Lucy Railton’s Lament in Three Parts adds hidden depths to this emotional state. Her work for solo cello with some additional electronics was improvised on one day in late April, with processing added a couple of days later. The music sounds much more substantial than this description suggests: as an improvisation, it definitely draws upon something that has been stored up for some time. Railton’s recent compositional work has extended beyond her cello into the use of electronics and field recordings. Earlier this year, she presented a sophisticated collaboration with synthesiser pioneer Peter Zinovieff, RFG Inventions for Cello and Computer. Lament distills Railton’s music and moves the focus away from technology: when electronics first appear at the end of the first part, it sounds like amplified bowing adding a further sighing texture to the slow chorale. Part two is a sombre melody that passes almost monophonically for its first half (I’m no expert but it sounds like she’s using Pythagorean intonation). The briefer final part resolves the preceding long line with an otherworldly sheen, the electronics adding just enough to transform the cello into something strange yet still beautiful.

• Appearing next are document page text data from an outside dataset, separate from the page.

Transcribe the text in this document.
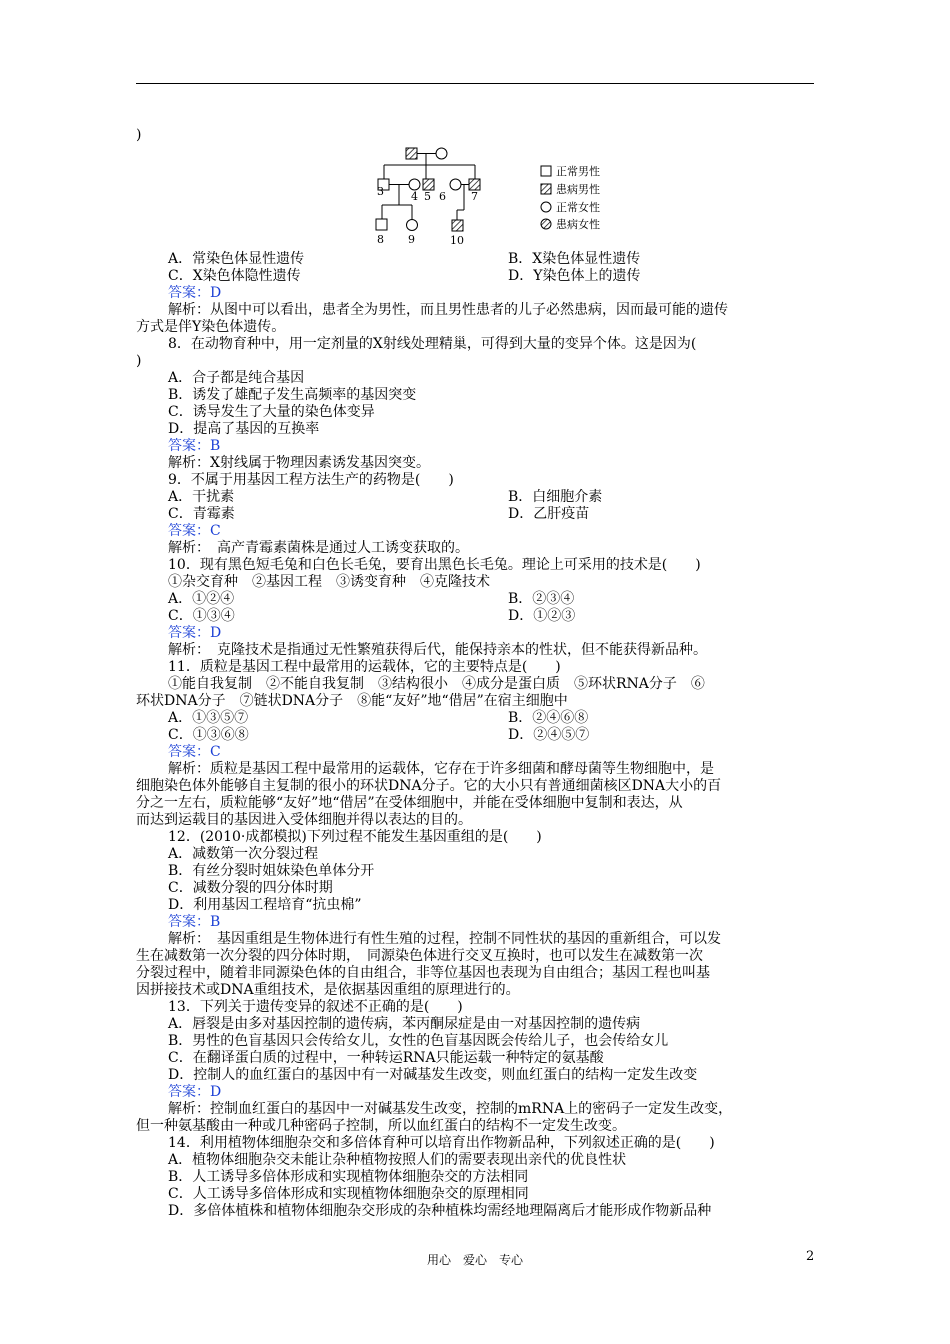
)
3 4 5 6 7
8 9	10
正常男性
患病男性
正常女性
患病女性
A．常染色体显性遗传	B．X染色体显性遗传
C．X染色体隐性遗传	D．Y染色体上的遗传
答案：D
解析：从图中可以看出，患者全为男性，而且男性患者的儿子必然患病，因而最可能的遗传
方式是伴Y染色体遗传。
8．在动物育种中，用一定剂量的X射线处理精巢，可得到大量的变异个体。这是因为(
)
A．合子都是纯合基因
B．诱发了雄配子发生高频率的基因突变
C．诱导发生了大量的染色体变异
D．提高了基因的互换率
答案：B
解析：X射线属于物理因素诱发基因突变。
9．不属于用基因工程方法生产的药物是(　　)
A．干扰素	B．白细胞介素
C．青霉素	D．乙肝疫苗
答案：C
解析：　高产青霉素菌株是通过人工诱变获取的。
10．现有黑色短毛兔和白色长毛兔，要育出黑色长毛兔。理论上可采用的技术是(　　)
①杂交育种　②基因工程　③诱变育种　④克隆技术
A．①②④	B．②③④
C．①③④	D．①②③
答案：D
解析：　克隆技术是指通过无性繁殖获得后代，能保持亲本的性状，但不能获得新品种。
11．质粒是基因工程中最常用的运载体，它的主要特点是(　　)
①能自我复制　②不能自我复制　③结构很小　④成分是蛋白质　⑤环状RNA分子　⑥
环状DNA分子　⑦链状DNA分子　⑧能“友好”地“借居”在宿主细胞中
A．①③⑤⑦	B．②④⑥⑧
C．①③⑥⑧	D．②④⑤⑦
答案：C
解析：质粒是基因工程中最常用的运载体，它存在于许多细菌和酵母菌等生物细胞中，是
细胞染色体外能够自主复制的很小的环状DNA分子。它的大小只有普通细菌核区DNA大小的百
分之一左右，质粒能够“友好”地“借居”在受体细胞中，并能在受体细胞中复制和表达，从
而达到运载目的基因进入受体细胞并得以表达的目的。
12．(2010·成都模拟)下列过程不能发生基因重组的是(　　)
A．减数第一次分裂过程
B．有丝分裂时姐妹染色单体分开
C．减数分裂的四分体时期
D．利用基因工程培育“抗虫棉”
答案：B
解析：　基因重组是生物体进行有性生殖的过程，控制不同性状的基因的重新组合，可以发
生在减数第一次分裂的四分体时期，　同源染色体进行交叉互换时，也可以发生在减数第一次
分裂过程中，随着非同源染色体的自由组合，非等位基因也表现为自由组合；基因工程也叫基
因拼接技术或DNA重组技术，是依据基因重组的原理进行的。
13．下列关于遗传变异的叙述不正确的是(　　)
A．唇裂是由多对基因控制的遗传病，苯丙酮尿症是由一对基因控制的遗传病
B．男性的色盲基因只会传给女儿，女性的色盲基因既会传给儿子，也会传给女儿
C．在翻译蛋白质的过程中，一种转运RNA只能运载一种特定的氨基酸
D．控制人的血红蛋白的基因中有一对碱基发生改变，则血红蛋白的结构一定发生改变
答案：D
解析：控制血红蛋白的基因中一对碱基发生改变，控制的mRNA上的密码子一定发生改变，
但一种氨基酸由一种或几种密码子控制，所以血红蛋白的结构不一定发生改变。
14．利用植物体细胞杂交和多倍体育种可以培育出作物新品种，下列叙述正确的是(　　)
A．植物体细胞杂交未能让杂种植物按照人们的需要表现出亲代的优良性状
B．人工诱导多倍体形成和实现植物体细胞杂交的方法相同
C．人工诱导多倍体形成和实现植物体细胞杂交的原理相同
D．多倍体植株和植物体细胞杂交形成的杂种植株均需经地理隔离后才能形成作物新品种
用心　爱心　专心	2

My previous exposure to Melaine Dalibert consists entirely of two solo piano works which I did not like. Un Long Ralentissement is another piano piece, made as a specific response to the pandemic. As before, Dalibert takes an almost obstinately theoretical approach as justification for his carefully placed single tones, but this time it works musically. Preciousness has yielded to tenderness, and the understated rallentando adds a flexibility and flow to this slow music. The process of things slowing down is experienced, not just demonstrated, and there’s a humanising element present in the recording that makes this piece perversely relevant.

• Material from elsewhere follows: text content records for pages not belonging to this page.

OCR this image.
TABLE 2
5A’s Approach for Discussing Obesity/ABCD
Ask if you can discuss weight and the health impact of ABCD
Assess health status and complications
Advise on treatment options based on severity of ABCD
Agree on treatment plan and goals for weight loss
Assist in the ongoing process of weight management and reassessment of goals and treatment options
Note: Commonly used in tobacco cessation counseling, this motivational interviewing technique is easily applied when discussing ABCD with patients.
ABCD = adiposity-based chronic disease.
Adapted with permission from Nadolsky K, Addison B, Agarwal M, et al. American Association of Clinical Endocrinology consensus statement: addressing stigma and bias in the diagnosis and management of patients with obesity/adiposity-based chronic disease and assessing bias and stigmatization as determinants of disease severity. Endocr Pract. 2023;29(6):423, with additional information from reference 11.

I’ve just done James Rushford recently but here’s another solo piece, this time made as a direct result of lockdown. Ouarzazate is a solo performance on a Rhodes electric keyboard. It is thirty-eight goddamn minutes long; almost twice the length of the Railton and Dalibert pieces. The contrast in his approach to the keyboard compared to his organ piece Clerestory is instructive. To work with such a limited timbral palette over such a long, unbroken span of time, you’ve got to be good. Rushford’s playing starts contrapuntally, generously paced enough to open up contemplation yet never lingering, lest momentum be lost to aimless meandering. It keeps the mind guessing with occasional leaps in register and changes in pitch sets, opening up one fork in the path after another.